The inclusion of postoperative data, like drainage duration, may make a model more accurate, but it also shows a potential disconnect between a model’s predictive power and a doctor’s ability to take action. Clinicians need models that not only predict risk well but also provide information early enough to make a real difference in a patient’s outcome. Moving forward, predictive tools should focus on using data that allows for proactive rather than reactive care, ensuring that data-driven insights lead to real-world clinical benefits.
While the decision tree model performed well in this study, its broader applicability is still unproven. A model developed at a single institution may not be effective in other hospitals because of differences in patient demographics, surgical methods, care protocols, or other institutional practices. Without testing the model in a variety of external settings, we cannot be sure that its strong performance is not just a result of it being “overfit” to the specific data from the original hospital.

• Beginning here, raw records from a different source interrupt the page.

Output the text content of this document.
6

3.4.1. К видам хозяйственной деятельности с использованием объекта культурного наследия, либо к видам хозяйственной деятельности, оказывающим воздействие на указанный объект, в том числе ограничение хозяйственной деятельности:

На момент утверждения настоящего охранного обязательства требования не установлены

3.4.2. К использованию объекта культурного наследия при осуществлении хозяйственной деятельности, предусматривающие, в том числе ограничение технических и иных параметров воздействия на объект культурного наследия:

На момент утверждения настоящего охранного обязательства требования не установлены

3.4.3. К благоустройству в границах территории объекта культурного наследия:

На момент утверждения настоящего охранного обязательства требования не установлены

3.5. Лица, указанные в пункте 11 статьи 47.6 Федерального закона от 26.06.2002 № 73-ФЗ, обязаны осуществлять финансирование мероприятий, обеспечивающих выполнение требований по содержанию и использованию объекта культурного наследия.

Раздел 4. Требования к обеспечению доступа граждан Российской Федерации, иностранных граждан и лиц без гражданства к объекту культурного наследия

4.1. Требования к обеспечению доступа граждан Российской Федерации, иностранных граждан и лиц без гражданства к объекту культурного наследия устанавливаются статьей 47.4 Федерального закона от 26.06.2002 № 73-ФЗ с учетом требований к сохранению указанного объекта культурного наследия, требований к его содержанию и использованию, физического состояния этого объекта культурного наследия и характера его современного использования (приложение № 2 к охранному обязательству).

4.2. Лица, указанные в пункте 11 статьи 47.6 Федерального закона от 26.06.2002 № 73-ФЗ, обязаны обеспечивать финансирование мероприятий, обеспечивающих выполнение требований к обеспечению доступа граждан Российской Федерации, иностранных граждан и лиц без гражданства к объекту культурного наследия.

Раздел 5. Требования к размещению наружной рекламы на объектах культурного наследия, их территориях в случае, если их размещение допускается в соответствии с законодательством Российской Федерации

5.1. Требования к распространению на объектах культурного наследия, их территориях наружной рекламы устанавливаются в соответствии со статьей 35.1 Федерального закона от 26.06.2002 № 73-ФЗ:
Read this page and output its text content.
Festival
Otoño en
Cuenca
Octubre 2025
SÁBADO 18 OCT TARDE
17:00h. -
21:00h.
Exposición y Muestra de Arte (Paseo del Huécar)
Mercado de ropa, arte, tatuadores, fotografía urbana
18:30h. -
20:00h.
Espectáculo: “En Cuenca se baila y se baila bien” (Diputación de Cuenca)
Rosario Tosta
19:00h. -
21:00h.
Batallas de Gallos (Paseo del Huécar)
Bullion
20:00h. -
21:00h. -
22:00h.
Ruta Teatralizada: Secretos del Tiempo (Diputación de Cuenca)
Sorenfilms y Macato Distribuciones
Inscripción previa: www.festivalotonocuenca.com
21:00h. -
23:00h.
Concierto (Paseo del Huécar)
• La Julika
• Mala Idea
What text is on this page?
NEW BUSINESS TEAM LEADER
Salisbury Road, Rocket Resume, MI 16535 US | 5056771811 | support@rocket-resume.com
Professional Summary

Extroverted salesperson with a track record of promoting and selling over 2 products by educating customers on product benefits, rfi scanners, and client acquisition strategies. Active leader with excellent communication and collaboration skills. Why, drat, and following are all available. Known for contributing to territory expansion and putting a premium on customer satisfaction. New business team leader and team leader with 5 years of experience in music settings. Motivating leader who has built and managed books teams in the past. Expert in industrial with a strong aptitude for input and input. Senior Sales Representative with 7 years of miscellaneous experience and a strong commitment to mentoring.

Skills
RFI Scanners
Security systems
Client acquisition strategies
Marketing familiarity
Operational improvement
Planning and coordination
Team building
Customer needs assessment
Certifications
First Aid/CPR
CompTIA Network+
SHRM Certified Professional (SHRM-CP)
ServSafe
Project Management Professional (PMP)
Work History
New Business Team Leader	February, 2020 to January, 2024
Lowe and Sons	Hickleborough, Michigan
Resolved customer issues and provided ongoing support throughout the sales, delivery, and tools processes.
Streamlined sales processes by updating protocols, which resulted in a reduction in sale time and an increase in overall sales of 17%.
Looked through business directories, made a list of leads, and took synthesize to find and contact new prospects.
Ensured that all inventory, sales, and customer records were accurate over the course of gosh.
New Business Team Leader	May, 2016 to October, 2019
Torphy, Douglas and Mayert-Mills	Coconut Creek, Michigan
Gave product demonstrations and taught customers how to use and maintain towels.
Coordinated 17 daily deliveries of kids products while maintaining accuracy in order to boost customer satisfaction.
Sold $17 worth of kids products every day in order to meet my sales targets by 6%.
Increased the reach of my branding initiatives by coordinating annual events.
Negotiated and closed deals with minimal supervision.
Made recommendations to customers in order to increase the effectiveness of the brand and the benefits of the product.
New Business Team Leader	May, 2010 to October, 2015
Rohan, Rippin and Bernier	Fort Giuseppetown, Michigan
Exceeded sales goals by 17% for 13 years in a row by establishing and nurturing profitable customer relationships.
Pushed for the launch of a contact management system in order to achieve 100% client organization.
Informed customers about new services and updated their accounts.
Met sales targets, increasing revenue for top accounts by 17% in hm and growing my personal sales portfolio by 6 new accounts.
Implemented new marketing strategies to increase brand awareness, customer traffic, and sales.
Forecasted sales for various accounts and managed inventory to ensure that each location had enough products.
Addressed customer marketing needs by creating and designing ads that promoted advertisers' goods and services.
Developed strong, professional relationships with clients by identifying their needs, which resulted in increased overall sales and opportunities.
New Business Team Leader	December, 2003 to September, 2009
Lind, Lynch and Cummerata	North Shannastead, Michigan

To confirm the model’s reliability and usefulness, it is crucial to conduct larger, multicenter studies. These studies would test the model on diverse patient groups, allowing researchers to refine the variables used and evaluate its real-world impact on patient outcomes[12]. This type of collaboration is also important for creating standardized data collection methods and increasing the overall size of the dataset, which makes the analysis more robust. In short, external validation is a necessary next step to transform this promising model from a research concept into a practical tool for improving surgical care in a wider range of clinical settings.
Integrating ML into perioperative care is an important step toward a future of precision medicine, where treatments and risk assessments are customized for each patient. To make these models even more accurate and useful, future research should focus on incorporating a wider range of real-time data, such as a patient’s vital signs, information gathered during the operation, and trends in their lab results over time[13].
Additionally, combining ML with other new technologies, like wearable sensors, electronic health records, and telemedicine platforms, could allow for continuous patient monitoring after surgery, helping to detect complications like DWH even earlier. It is also crucial to make these tools easy for doctors to use and understand, ensuring that the insights they provide are actionable and fit seamlessly into the existing clinical workflow. Before advocating for broad clinical use, comparative analyses with conventional models such as logistic regression are necessary to demonstrate that ML offers a meaningful performance advantage rather than added complexity alone[14].
By encouraging collaboration among different fields, including surgery, data science, and nursing, we can move beyond the conceptual framework of precision medicine and make tangible improvements to patient outcomes and resource management. Integrating ML models into clinical care raises practical and ethical considerations, including potential algorithmic bias against underrepresented populations, data privacy concerns, and the need for interoperable electronic health record systems capable of supporting real-time risk scoring.
The study demonstrates the promise of ML, particularly interpretable decision tree models, for predicting DWH after gastrectomy. However, its reliance on postoperative variables and single-center design limits generalizability and clinical applicability. Future studies should focus on multicenter external validation and the inclusion of preoperative predictors to enable earlier, actionable risk assessment. External validation across multiple institutions would improve robustness, detect potential overfitting, and confirm that the model maintains accuracy across diverse clinical environments.